Targeting Polycomb systems to regulate gene expression: modifications to a complex story

Abstract

Polycomb group proteins are transcriptional repressors that are essential for normal gene regulation during development. Recent studies suggest that Polycomb repressive complexes (PRCs) recognize and are recruited to their genomic target sites through a range of different mechanisms, which involve transcription factors, CpG island elements and non-coding RNAs. Together with the realization that the interplay between PRC1 and PRC2 is more intricate than was previously appreciated, this has increased our understanding of the vertebrate Polycomb system at the molecular level.

Figure 1. Getting polycomb repressive complexes to chromatin.

a | Locus-specific targeting of polycomb repressive complexes. PRC1 and PRC2 can associate with DNA binding transcription factors (top-left), such as RUNX1 and REST, which guide these complexes to chromatin. Similarly, interactions with long non-coding RNAs such as Xist function in chromosome- and locus-specific targeting of polycomb complexes (bottom-left). The chromatin remodelling protein ATRX may remodel the structure of Xist to achieve interaction with PRC2. Following recruitment to chromatin, PRC1 catalyses ubiquitylation of H2AK119 and PRC2 catalyses trimethylation of H3K27, as indicated by rounded arrows. The square arrows indicate transcription start sites. b | Generic targeting of polycomb repressive complexes to gene regulatory elements. A variant PRC1 complex containsthe KDM2B protein. KDM2B has a zinc-finger CxxC DNA binding domain (red area) that specifically recognizes non-methylated CpG dinucleotides. This allows KDM2B to bind at CpG islands genome-wide, and contributes to PRC1 occupancy at these elements (top-right). PRC2 interacts with nascent RNA polymerase II (Pol II) transcripts at 5’-ends of genes, which may provide a mechanism to maintain repression at silent genes following stochastic transcription initiation events. Alternatively, at active genes, interaction of PRC2 with nascent RNA may constrain the catalytic activity of PRC2 and protect against polycomb-mediated repression (middle-right). A subset of PRC2 complexes contain PCL proteins which bind to H3K36me3, a modification associated with active transcription. This may enable PRC2 to bind at, or spread into, previously transcribed regions, catalysing H3K27me3 at these regions.

Figure 2. Beyond simple recruitment to more complex interactions.

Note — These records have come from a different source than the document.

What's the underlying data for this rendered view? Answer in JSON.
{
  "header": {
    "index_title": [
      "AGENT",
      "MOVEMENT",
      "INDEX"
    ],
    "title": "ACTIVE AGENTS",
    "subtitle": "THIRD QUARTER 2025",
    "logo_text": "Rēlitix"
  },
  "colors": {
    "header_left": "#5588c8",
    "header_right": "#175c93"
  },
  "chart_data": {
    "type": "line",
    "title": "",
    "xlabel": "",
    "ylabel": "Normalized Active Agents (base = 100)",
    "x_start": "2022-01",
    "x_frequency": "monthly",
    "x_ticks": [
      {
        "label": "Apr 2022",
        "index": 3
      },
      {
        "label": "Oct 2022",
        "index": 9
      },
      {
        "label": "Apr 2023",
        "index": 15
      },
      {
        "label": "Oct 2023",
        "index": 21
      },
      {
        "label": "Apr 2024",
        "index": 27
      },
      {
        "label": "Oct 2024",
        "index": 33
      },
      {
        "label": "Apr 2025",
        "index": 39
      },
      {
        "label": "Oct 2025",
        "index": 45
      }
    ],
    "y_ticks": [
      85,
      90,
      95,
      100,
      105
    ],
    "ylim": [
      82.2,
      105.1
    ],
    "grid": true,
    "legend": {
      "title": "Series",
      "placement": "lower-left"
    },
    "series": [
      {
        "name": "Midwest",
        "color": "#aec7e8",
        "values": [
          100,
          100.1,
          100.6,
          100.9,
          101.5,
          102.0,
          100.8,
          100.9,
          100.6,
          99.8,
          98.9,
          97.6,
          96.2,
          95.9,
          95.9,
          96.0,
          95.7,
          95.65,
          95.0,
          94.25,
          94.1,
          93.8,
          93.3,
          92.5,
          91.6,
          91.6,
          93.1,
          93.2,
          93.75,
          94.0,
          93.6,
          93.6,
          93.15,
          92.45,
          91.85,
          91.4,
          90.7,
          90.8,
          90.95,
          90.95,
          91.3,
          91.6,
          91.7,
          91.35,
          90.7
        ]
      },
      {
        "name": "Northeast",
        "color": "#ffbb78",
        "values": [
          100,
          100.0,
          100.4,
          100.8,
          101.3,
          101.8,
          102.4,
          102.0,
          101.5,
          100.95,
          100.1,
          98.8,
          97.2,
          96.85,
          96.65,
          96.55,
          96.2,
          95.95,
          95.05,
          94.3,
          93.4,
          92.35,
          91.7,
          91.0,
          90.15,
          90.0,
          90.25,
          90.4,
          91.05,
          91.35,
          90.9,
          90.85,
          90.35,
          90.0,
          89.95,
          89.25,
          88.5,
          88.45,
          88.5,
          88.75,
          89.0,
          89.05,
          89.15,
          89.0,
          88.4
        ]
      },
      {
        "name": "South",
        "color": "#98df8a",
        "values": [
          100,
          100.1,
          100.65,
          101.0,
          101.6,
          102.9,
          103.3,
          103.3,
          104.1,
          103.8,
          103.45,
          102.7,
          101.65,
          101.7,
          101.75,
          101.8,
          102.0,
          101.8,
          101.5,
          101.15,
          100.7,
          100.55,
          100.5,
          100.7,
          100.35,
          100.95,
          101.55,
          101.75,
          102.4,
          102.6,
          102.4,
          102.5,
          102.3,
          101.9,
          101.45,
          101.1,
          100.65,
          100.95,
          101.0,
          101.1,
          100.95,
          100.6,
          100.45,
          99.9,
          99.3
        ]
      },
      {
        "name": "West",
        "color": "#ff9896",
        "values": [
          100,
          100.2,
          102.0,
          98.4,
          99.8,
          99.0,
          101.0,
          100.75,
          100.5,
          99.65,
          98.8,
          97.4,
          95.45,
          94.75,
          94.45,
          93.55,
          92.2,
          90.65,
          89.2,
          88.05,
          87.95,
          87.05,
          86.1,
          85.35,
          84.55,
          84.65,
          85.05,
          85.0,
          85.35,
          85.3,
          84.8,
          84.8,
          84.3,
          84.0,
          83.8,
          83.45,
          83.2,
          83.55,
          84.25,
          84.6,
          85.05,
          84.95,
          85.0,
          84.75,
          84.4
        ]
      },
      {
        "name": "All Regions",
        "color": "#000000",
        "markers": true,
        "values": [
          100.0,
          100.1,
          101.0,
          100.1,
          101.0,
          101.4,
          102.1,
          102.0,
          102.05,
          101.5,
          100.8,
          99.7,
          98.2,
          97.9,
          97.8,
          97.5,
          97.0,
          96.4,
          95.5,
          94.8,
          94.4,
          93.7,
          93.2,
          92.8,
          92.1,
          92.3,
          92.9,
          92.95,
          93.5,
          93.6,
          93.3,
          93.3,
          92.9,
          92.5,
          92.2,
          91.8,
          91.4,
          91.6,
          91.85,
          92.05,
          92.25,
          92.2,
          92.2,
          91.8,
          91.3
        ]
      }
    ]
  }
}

a | In the ‘hierarchical’ model of polycomb complex function, PRC2 first binds to chromatin and places H3K27me3. It is then proposed that H3K27me3 is recognized by chromobox (CBX) proteins, which are a subunit of canonical PRC1 complexes, thereby allowing PRC1 to bind and mono-ubiquitylate H2AK119. b | In the ‘Alternative’ model for polycomb recruitment, the initial event is the binding of variant PRC1 complexes (which contain RYBP instead of CBX) to chromatin. PRC1 then catalyses the mono-ubiquitylation of H2AK119, independently of PRC2 activity and H3K27me3. The H2AK119ub1 modification then promotes the recruitment of PRC2, possibly via direct recognition of H2AK119ub1 by the AEBP2-JARID2-PRC2 complex, and placement of the H3K27me3 mark. c | PRC1 complexes functionally segregate into ‘canonical’ complexes that contain chromobox (CBX2/4/6/7/8) and polyhomeotic (PHC1/2/3) proteins, and a series of ‘variant’ complexes that contain RYBP (or the closely related YAF2 protein) and interact with proteins that are unique to individual variant PRC1 complexes (note that only selected proteins are shown here). Under some conditions the PRC2 subunit EED may interact with a CBX-containing canonical PRC1 complex (dashed arrow). d | A model for the propagation of polycomb domains.Within the core PRC2 complex, the EED subunit is able to recognise H3K27me3 via its WD40 repeat domain. This interaction potentially recruits PRC2 to sites of pre-existing H3K27me3, as well as stimulating the enzymatic activity of PRC2. The EED-H3K27me3 interaction may facilitate spreading of H3K27me3 domains (left panel, dashed arrows) or copying of H3K27me3 onto newly incorporated histones (right panel, blue nucleosomes) during DNA replication, thereby stably propagating H3K27me3 domains in actively dividing cells.

Figure 3. Polycomb systems and gene regulation.

a | An instructive model for polycomb complex-mediated silencing would posit that newly recruited polycomb complexes lead to polycomb chromatin domain formation, which then directs repression of transcription by RNA Polymerase II (Pol II) at the associated gene. b | A responsive model would posit that polycomb complexes constantly ‘sample’ chromatin at regulatory elements via generic targeting modalities in order to respond to the transcriptional state of the associated gene. Transcriptional cessation would lead to the subsequent establishment of polycomb chromatin domains that protect against low-level or stochastic reactivation signals. However, in response to active transcription, the presence of Pol II or other features of transcriptional initiation would block polycomb domain establishment.